A report from The New York Times
has accused Facebook of sharing inappropriate amounts of user data with
device manufacturers like Apple, Microsoft, Samsung, and BlackBerry.
Starting 10 years ago, Facebook began making deals with
these companies to help them build Facebook apps for their phones and
tablets and integrate Facebook functionality into their operating
systems. (For example, letting users share photos with Facebook friends
without directly visiting Facebook’s app or website.) In order for these
integrations to function, Facebook gave these companies access to user
data through so-called private APIs. The Times suggests that
the level of access given to companies raises concerns about Facebook’s
compliance with FTC privacy legislation. Facebook rejects this claim and says its deals were “tightly” controlled and above board.
The Times’ story includes one example of how
these private APIs share data. Using a 2013 BlackBerry smartphone, a
reporter used his Facebook account to log on to BlackBerry’s proprietary
Hub software, which combines social network feeds with messaging and
email. After this, BlackBerry’s software was able to retrieve not only
data about the reporter’s 556 Facebook friends (including relationship
statuses and religious and political leanings) but also “identifying
information” belonging to nearly 300,000 friends of the reporter’s
friends.
The Times notes that this level of data sharing
is against Facebook’s current privacy policy, which only allows
third-party apps to request the names of users’ friends. The report says
that Facebook made similar deals with “at least 60 device makers,” but
it is not clear what level of data access was agreed on in each case.

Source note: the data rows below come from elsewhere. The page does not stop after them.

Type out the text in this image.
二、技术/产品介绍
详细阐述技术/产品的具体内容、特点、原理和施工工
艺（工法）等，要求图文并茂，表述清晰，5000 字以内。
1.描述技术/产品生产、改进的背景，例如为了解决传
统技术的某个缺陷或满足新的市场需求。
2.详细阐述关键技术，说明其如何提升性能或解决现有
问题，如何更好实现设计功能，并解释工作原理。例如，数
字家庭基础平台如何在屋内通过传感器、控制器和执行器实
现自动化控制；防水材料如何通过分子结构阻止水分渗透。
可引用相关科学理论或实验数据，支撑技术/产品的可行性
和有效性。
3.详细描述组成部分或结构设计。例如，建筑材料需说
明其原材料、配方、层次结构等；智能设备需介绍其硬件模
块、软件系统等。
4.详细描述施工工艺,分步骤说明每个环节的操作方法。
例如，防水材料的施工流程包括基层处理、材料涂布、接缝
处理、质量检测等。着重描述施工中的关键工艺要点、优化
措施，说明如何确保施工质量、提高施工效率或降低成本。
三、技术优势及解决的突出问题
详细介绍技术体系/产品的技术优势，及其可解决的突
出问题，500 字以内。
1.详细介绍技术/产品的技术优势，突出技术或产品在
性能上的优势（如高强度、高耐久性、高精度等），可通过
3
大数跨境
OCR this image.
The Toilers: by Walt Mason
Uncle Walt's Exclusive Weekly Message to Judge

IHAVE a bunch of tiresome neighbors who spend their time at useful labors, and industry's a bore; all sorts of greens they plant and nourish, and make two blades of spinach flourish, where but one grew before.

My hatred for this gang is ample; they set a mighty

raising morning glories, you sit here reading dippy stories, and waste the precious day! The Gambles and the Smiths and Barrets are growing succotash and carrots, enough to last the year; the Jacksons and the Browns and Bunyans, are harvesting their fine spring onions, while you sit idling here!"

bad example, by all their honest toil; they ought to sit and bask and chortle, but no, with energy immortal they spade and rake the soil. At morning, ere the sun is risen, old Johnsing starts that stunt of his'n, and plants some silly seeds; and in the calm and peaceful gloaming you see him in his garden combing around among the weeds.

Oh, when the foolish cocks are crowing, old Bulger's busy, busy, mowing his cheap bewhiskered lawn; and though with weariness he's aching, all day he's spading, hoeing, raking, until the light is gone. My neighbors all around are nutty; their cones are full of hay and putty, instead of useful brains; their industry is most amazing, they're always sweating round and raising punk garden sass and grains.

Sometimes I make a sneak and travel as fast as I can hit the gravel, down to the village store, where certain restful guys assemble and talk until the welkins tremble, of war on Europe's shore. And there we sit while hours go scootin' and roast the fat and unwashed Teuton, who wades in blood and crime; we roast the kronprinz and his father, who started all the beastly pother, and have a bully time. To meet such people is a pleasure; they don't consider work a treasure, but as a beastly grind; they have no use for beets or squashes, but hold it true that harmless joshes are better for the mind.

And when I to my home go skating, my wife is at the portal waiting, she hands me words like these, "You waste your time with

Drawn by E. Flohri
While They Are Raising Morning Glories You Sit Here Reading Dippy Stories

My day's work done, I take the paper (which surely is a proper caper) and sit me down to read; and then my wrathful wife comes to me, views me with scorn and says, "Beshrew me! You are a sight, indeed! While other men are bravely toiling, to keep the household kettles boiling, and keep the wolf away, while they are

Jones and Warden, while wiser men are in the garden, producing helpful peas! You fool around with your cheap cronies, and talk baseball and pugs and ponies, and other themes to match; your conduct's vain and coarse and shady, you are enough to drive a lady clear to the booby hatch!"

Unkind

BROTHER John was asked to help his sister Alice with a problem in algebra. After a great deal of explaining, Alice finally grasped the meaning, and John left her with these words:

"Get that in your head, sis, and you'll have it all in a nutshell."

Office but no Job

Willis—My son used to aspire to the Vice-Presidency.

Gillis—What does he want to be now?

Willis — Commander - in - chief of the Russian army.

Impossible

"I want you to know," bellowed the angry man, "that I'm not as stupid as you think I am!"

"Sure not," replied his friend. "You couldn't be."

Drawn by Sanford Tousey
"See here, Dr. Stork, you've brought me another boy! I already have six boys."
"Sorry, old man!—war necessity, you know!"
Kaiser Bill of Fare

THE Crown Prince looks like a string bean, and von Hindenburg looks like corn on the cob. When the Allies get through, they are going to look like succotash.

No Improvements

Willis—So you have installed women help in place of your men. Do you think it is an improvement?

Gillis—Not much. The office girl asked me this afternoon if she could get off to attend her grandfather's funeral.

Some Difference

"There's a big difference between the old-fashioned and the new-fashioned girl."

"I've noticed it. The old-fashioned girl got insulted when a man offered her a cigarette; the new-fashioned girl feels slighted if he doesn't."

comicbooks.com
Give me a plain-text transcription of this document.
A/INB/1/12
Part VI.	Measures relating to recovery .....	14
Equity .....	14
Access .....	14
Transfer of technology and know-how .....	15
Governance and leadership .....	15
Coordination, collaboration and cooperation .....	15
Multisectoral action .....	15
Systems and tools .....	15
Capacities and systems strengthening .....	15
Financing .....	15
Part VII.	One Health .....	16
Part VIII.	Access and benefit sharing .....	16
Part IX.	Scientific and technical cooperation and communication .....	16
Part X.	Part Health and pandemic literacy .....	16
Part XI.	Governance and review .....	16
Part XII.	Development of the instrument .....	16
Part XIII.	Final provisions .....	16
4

Facebook’s core defense here is that these were necessary
deals, and when users logged on to device makers’ apps or services,
they were able to consent (or not) to share their data. However, as the Times notes, there are similarities between these agreements and the Cambridge Analytica scandal,
which revealed how third-party developers were taking advantage of
Facebook’s loose privacy policies to siphon huge amounts of data from
the company’s platform.
Facebook says the two situations are “very different,”
and indeed, sharing personal data with fly-by-night developers or
marketing firms is not the same as sharing it with big tech companies.
The latter have the resources to protect the information, can be held
accountable if they abuse it, and don’t make money (primarily anyway)
from leveraging user data.
However, what the Cambridge Analytica scandal really
revealed was how today’s digital ecosystem is built on the relatively
free exchange of personal information, and how easy it is for tech
companies to fudge the concept of user “consent” by getting people to
agree to share data without actually understanding what it is they’re
agreeing to. In the case of Facebook’s deals with device makers, it’s
fair to ask whether users who logged in to BlackBerry’s Hub software,
for example, really knew how their information was going to be shared
and used. And while Facebook says that it’s now shutting down
these partnerships (22 have been ended and an unknown number remain),
it’s clear that the company’s preeminent position in the industry was
partly built on these sorts of agreements.
When Facebook’s CEO Mark Zuckerberg appeared before
Congress in March, he stressed that the company gives users complete
control over their data and what happens to it. “Every piece of content
that you share on Facebook you own,” said Zuckerberg. ”You have complete
control over who sees it and how you share it.”
But Facebook’s deals with device manufacturers — even if
they are a common practice — show that “complete control” doesn’t
necessarily mean complete understanding.